José R. Sánchez-Fung

José R. Sánchez-Fung
Adjunct Professor of Economics
Education:
  • PhD in Economics, University of Kent, UK, 2002
  • MA in Economics, University of Kent, UK, 1997
  • Licenciatura en Economía (BA in Economics equivalent) Pontificia Universidad Católica Madre y Maestra Santo Domingo, Dominican Republic, 1995
Research Interests:
  • Macroeconomic Policy
  • Development Economics and Policy
  • International Organizations and Institutional Arrangements
Bio:
José R. Sánchez-Fung holds BA (PUCMM, Santo Domingo), and MA and PhD (University of Kent, UK) degrees in economics, and has more than 30 years of experience in academia and national public service. 
 
He is the Dominican Republic's ambassador and permanent representative to the World Trade Organization (WTO) and to the UN Trade and Development (UNCTAD) in Geneva, Switzerland. He also represents the Dominican Republic in the International Trade Center (ITC). 
 
Ambassador Sánchez-Fung is currently serving as president of UNCTAD’s Trade & Development Board, chairperson of the WTO's Committee on Balance-of-Payments Restrictions, chairperson of the Working Party on the Accession of Equatorial Guinea to the WTO and coordinator of the 39-country SIDS Group at UNCTAD.
 
Preceding the appointment in Geneva, he was ambassador extraordinary and plenipotentiary, and head of the diplomatic mission, of the Dominican Republic to Switzerland, based in Bern.
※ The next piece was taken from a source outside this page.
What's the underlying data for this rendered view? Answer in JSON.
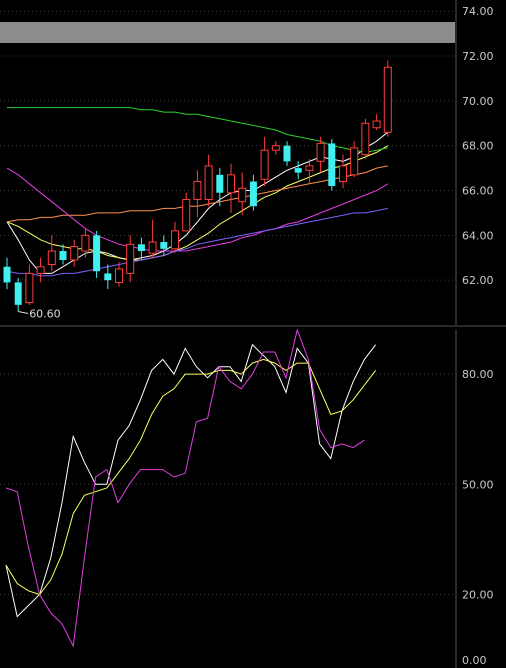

He was also ambassador and permanent representative of the Dominican Republic to the Universal Postal Union (UPU). 
 
Before joining his country’s foreign service, Dr Sánchez-Fung taught economics for over two decades at the University of Nottingham (Ningbo, China), Kingston University London (with tenure), and the University of Kent (Canterbury, UK). While at Kingston, he taught in Istanbul as an 'Erasmus Scholar'. His teaching career includes leading modules on monetary economics, international economics and policy, and applied econometrics; and for five years a course on China and the World Trade Organization (WTO) at Nottingham-Ningbo. Previously, he also taught at INTEC and PUCMM in the Dominican Republic. 
 
Dr Sánchez-Fung's  teaching career merited fellowship of the United Kingdom’s Higher Education Academy. 
 
His academic research focuses on empirical and policy-relevant issues with particular emphasis on open-economy macroeconomics and monetary policy, and development economics and policy; central banks and their policies is a key theme in his long-term research agenda. He is co-author of the textbook Monetary Economics in Developing Countries (Palgrave Macmillan UK, 2007), and writes a monthly column (in Spanish) for the Dominican Republic-based blog site Empírica. Since 2007 he contributes monthly to the Central Bank of the Dominican Republic’s survey of macroeconomic expectations. 
 
Professor Sánchez-Fung is currently serving as a member of the international editorial board of the peer-reviewed academic journal Macroeconomics and Finance in Emerging Market Economies (Taylor & Francis Group).
 
His national public service includes working as an economist in the Central Bank of the Dominican Republic in Santo Domingo -inter alia, in the role of director of economic research and voting member of the monetary policy-making Open Market Committee-, and as an honorific advisor to the country's Senate (the upper house of the national parliament). 
 
Dr Sánchez-Fung has also been affiliated with the Bank of Finland in Helsinki and with the People’s Bank of China-University of Nottingham joint research center in Ningbo, and held visiting researcher positions at Columbia University's ILAS-School of International and Public Affairs, Fudan University in Shanghai, Georgetown University's CLAS-Edmund A. Walsh School of Foreign Service, and the University of Oxford's St Antony’s College.